In het beleidscommuniqué, dat voor het overige weinig verschilt van december, stelt de centrale bank dat ze in het komende kwartaal vaart zal zetten achter de aankopen. De omvang van het programma (1850 miljard euro) en de geplande looptijd (netto-aankopen tot maart 2022, herinvesteringen vervallen obligaties tot eind 2023) verandert niet. Dat gold overigens ook voor de beleidsrente (stabiel op -0,50%). Met hoeveel ze het tempo zal opdrijven, wilde Lagarde niet kwijt. Ze maakte er wel een punt van om niet te veel te focussen op de wekelijkse PEPP-data. Een herziening op kwartaalbasis vindt ze het meest aangewezen omdat de ECB dan telkens over nieuwe vooruitzichten beschikt. Hoe dan ook blijft de ECB varen voglens het kompas dat “financiële voorwaarden” heet. Van de warrige uitleg die dat vaag begrip moest toelichten, onthouden we dat de ECB naar een brede waaier van indicatoren kijkt die niet alleen 19 soevereine rentes omvat, maar ook naar de prijszetting voor de reële economie (bedrijven en huishoudens).

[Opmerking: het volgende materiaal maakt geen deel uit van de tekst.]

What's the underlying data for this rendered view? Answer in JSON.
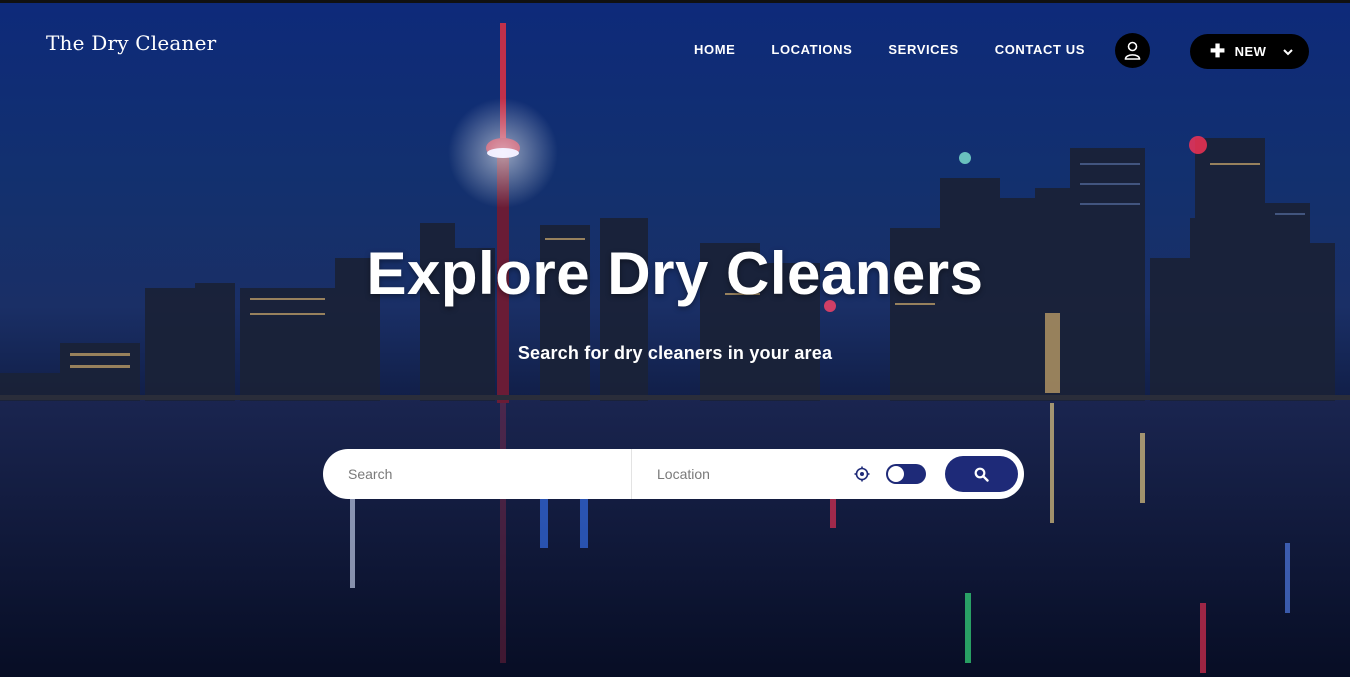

De marktreactie was eerder gematigd. Europese rentes tuimelden enkele basispunten meteen na de publicatie van het communiqué waarin de ECB haar engagement formeel kracht bijzet. De Duitse tienjaarsrente dook van -0,32% richting -0,36% maar krabbelde ondertussen overeind tot het belangrijke -0,34%-steunniveau. De Europese tienjaarswaprente probeert het hoofd boven de nulgrens te houden, voorlopig zonder succes. EUR/USD handelde lichtjes volatiel maar blijft kortbij de voorlopige dagpiek. Het paar probeert zich boven de 1,1952 te nestelen.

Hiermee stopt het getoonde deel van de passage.